The worship of Yahweh alone began at the earliest with prophet Elijah in the 9th century BCE, and at the latest with prophet Hosea in the 8th; even then it remained the concern of a small party before gaining ascendancy in the exilic and early post-exilic period. The early supporters of this faction are widely regarded as monolatrists rather than monotheists; believing Yahweh was the only god worthy of Israelite worship, not that Yahweh was the only god in existence—a noticeable departure from the traditional beliefs of the Israelites nonetheless. It was during the national crisis of the Babylonian Exile that the followers of Yahweh went a step further and denied that any deities aside from Yahweh existed at all—marking the transition from monolatrism to monotheism, and, by extension, from Yahwism to Judaism. Some scholars date the start of widespread monotheism to the 8th century BCE, and view it as a response to Neo-Assyrian aggression.

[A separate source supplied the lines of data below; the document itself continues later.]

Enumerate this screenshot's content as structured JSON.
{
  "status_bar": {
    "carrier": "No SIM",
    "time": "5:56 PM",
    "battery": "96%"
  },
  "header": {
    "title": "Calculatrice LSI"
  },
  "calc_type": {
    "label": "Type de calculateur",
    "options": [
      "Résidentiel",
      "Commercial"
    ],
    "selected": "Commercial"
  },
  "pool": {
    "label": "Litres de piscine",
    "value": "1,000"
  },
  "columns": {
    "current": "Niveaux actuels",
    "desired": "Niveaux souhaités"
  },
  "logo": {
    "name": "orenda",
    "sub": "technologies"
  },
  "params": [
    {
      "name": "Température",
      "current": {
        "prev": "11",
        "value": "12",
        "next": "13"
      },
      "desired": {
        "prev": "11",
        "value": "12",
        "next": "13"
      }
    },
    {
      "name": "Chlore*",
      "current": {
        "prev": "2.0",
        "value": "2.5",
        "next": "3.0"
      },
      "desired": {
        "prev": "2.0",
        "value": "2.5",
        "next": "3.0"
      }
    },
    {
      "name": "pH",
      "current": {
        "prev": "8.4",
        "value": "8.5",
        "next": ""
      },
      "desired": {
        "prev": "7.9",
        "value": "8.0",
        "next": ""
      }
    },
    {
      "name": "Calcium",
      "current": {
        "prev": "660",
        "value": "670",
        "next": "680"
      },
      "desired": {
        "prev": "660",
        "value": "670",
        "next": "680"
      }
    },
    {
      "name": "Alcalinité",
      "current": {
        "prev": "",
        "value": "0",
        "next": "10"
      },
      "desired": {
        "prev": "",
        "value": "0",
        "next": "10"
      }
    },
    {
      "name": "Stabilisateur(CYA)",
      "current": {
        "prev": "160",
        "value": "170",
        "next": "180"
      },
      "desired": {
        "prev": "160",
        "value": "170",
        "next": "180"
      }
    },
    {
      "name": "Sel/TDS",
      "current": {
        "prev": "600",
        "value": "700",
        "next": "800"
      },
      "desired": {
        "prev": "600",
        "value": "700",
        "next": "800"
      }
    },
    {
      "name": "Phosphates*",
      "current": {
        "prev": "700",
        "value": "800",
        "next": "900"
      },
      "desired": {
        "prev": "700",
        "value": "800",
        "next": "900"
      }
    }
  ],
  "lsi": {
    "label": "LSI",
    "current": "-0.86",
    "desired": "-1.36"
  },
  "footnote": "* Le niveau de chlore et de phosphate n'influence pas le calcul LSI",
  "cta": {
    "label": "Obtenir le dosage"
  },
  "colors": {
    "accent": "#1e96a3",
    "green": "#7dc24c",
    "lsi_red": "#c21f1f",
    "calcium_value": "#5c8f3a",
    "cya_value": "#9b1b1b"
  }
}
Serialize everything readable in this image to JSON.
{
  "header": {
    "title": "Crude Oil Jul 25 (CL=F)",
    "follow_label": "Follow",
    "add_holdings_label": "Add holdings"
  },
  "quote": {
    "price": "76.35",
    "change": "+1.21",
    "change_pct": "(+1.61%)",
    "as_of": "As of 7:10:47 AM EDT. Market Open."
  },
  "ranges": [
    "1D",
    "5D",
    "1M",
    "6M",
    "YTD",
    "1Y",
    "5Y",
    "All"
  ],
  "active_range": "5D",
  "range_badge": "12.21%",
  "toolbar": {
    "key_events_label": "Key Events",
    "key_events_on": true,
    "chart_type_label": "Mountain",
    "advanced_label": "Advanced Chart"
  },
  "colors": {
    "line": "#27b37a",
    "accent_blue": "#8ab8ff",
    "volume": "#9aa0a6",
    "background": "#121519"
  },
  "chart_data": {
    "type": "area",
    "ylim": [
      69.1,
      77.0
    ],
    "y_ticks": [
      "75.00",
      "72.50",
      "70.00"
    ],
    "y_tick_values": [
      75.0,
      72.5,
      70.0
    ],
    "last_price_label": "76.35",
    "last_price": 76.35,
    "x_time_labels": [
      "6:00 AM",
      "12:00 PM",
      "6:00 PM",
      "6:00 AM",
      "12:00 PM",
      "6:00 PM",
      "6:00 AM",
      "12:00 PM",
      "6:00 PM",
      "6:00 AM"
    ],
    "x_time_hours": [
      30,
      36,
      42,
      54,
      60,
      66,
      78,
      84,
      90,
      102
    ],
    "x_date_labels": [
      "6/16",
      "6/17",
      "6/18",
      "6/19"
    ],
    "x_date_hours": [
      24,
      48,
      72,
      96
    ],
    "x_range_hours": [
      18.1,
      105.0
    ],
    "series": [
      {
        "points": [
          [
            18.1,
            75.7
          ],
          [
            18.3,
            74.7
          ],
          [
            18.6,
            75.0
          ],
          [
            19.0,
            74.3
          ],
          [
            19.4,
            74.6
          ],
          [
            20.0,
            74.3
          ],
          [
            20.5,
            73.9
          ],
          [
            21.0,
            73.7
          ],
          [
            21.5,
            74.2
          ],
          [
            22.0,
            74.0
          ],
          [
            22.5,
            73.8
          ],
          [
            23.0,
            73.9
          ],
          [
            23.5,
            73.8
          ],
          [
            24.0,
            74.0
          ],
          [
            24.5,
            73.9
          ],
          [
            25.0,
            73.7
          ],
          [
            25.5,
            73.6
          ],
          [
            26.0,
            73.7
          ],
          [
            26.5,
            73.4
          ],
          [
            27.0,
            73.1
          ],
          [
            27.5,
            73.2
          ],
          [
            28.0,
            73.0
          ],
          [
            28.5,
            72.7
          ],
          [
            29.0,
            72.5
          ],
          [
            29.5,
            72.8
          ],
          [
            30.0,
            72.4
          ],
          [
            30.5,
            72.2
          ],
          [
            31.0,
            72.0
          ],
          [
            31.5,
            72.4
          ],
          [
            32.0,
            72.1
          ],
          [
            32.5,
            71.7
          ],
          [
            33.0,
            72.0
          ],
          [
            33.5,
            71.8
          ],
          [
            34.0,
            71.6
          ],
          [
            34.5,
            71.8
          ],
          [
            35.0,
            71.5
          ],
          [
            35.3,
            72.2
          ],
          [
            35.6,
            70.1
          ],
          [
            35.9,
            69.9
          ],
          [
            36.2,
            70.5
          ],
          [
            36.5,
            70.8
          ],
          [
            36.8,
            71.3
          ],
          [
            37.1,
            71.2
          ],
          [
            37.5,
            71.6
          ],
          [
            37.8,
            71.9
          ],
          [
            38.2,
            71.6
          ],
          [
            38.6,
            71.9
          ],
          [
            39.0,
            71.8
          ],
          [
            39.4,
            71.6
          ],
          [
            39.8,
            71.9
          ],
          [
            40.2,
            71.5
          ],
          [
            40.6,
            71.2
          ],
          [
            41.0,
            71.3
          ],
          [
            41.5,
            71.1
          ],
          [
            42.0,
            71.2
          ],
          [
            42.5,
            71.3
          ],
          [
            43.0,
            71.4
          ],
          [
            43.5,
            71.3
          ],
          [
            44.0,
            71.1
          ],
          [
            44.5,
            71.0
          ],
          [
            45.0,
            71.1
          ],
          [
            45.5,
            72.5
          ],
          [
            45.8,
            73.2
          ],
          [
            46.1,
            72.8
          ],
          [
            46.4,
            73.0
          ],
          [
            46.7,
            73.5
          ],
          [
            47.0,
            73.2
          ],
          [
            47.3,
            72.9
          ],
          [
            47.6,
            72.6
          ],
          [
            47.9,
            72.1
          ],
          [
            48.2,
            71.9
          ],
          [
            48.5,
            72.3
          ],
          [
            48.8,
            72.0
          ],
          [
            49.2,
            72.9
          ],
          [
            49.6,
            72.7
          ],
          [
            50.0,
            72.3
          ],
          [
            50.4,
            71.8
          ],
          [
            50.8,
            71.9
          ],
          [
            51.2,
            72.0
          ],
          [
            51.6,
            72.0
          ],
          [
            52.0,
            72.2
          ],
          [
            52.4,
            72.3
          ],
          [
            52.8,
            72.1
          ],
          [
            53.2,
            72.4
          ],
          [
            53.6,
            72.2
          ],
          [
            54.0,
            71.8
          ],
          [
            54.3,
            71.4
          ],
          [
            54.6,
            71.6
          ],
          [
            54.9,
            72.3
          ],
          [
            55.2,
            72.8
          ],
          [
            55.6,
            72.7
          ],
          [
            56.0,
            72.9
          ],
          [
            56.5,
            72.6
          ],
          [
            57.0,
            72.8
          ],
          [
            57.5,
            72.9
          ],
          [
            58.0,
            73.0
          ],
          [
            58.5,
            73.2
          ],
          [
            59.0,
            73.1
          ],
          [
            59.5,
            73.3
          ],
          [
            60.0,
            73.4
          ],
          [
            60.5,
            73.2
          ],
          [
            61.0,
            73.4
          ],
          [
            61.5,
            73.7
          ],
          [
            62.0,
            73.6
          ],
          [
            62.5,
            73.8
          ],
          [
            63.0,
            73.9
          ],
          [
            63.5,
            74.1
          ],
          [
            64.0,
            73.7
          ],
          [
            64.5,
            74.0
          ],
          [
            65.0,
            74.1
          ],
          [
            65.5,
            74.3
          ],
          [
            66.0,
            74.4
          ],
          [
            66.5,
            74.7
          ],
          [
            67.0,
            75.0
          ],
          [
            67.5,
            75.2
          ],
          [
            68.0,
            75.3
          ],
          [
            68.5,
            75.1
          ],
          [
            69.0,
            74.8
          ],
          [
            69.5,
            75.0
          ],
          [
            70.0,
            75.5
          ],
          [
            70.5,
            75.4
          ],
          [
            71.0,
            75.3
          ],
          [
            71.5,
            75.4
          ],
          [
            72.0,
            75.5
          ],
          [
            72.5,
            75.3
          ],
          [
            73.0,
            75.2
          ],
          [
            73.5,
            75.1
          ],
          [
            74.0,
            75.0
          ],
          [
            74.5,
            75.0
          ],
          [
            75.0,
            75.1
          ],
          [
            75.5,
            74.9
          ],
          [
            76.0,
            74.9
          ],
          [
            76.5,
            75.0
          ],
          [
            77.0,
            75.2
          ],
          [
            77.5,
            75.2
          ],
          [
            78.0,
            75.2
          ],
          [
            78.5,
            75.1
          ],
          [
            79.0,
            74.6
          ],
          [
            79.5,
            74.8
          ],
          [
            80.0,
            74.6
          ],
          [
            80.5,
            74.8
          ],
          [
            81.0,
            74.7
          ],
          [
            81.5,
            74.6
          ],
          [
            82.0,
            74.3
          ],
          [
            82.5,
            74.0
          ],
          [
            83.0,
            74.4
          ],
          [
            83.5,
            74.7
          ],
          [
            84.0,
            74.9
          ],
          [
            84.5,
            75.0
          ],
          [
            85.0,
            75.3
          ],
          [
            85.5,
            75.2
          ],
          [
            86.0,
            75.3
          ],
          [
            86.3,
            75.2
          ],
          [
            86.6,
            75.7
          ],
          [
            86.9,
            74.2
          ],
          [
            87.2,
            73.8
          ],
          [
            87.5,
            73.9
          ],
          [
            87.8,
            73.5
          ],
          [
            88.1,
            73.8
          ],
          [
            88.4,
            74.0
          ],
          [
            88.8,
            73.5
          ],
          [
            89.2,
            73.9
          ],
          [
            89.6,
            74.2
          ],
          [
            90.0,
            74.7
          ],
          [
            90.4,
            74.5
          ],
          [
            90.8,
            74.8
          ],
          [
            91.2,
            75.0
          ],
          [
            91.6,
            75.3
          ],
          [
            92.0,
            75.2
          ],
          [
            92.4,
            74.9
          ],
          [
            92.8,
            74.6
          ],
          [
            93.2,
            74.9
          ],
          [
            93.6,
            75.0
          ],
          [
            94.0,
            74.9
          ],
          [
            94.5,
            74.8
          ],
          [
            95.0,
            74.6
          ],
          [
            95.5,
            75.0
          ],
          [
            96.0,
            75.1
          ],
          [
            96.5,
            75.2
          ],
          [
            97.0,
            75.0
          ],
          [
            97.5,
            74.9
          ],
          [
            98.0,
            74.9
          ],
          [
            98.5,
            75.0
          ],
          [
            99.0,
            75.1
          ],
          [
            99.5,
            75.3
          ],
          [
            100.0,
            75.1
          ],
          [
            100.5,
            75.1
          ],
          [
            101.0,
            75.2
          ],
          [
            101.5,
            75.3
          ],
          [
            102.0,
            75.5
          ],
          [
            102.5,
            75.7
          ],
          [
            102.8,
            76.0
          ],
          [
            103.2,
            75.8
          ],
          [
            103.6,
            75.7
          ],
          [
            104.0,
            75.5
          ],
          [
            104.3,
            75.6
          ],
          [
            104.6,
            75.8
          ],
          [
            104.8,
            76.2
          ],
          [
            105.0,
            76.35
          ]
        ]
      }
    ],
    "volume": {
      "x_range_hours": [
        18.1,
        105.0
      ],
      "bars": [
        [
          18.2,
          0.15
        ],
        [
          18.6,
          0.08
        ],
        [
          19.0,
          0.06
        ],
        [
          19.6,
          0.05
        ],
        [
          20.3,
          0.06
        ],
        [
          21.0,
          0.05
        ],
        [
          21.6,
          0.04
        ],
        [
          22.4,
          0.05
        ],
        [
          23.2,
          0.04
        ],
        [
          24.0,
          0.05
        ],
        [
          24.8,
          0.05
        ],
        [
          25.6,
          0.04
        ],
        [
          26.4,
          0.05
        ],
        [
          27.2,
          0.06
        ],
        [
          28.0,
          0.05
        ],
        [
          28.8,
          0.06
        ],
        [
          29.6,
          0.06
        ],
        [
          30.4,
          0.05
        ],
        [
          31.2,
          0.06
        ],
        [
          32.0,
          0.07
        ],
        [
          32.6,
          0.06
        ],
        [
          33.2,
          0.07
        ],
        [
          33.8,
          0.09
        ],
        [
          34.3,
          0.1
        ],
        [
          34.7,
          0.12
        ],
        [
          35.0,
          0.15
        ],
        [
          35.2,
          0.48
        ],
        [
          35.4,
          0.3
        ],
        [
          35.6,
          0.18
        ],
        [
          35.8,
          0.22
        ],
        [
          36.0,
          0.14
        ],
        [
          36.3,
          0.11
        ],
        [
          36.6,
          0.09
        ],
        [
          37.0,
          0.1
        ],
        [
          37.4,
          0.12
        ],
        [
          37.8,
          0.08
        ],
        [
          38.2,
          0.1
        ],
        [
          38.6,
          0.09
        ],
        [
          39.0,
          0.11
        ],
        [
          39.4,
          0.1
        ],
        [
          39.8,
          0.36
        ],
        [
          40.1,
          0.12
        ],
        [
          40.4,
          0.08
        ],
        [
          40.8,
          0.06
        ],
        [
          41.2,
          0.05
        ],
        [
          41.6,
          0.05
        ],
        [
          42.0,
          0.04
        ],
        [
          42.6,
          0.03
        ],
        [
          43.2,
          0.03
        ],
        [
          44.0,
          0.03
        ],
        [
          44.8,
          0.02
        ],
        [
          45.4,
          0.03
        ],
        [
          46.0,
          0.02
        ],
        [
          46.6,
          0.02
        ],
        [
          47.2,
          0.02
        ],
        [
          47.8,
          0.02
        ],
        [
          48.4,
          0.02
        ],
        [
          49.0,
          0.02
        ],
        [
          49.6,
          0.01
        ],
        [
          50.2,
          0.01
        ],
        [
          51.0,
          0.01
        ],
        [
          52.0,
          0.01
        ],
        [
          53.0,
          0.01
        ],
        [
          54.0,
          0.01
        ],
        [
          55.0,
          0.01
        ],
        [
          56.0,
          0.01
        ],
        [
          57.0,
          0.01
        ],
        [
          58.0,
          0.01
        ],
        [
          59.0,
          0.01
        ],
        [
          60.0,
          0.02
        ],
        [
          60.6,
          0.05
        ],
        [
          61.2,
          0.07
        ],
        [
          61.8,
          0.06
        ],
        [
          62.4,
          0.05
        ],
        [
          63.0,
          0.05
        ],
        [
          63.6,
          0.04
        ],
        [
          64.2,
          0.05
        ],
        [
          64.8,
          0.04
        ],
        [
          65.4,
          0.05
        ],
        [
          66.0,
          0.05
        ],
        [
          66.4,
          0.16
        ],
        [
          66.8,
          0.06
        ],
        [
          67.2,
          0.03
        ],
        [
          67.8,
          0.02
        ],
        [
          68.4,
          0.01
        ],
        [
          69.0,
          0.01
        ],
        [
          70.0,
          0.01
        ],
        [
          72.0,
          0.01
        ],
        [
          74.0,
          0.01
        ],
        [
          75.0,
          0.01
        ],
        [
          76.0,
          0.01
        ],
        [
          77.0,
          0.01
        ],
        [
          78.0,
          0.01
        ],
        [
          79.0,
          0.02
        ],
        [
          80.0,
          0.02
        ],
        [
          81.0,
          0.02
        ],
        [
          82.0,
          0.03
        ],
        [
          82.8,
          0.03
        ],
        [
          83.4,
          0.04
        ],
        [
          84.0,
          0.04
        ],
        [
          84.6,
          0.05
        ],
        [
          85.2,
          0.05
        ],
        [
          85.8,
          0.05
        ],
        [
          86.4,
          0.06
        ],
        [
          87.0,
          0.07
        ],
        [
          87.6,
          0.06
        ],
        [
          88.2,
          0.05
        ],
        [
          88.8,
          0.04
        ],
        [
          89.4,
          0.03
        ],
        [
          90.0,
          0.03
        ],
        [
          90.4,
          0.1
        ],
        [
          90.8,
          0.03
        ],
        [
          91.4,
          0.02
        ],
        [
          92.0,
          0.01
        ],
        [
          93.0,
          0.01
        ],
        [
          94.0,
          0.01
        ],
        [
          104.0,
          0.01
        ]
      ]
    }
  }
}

In 539 BCE, Babylon fell to the Persians, ending the Babylonian exile. According to Ezra 2, 42,360 of the exiled Israelites returned to Jerusalem. As descendants of the original exiles, they had never lived in Judah; nevertheless, in the view of the authors of the Biblical literature, they, and not those who had remained in the land, were "Israel". Judah, now called Yehud, was a Persian province, and the returnees, with their Persian connections in Babylon, secured positions of authority. Though they represented the descendants of the old "Yahweh-alone" movement, the religion they came to institute was significantly different from monarchic Yahwism. Differences included new concepts of priesthood; a new focus on written law and thus on scripture; and a concern with preserving purity by prohibiting intermarriage outside the community of this new "Israel". This new faith later evolved into Second Temple Judaism. The competing religion of Samaritanism also emerged from the "Yahweh-alone" movement.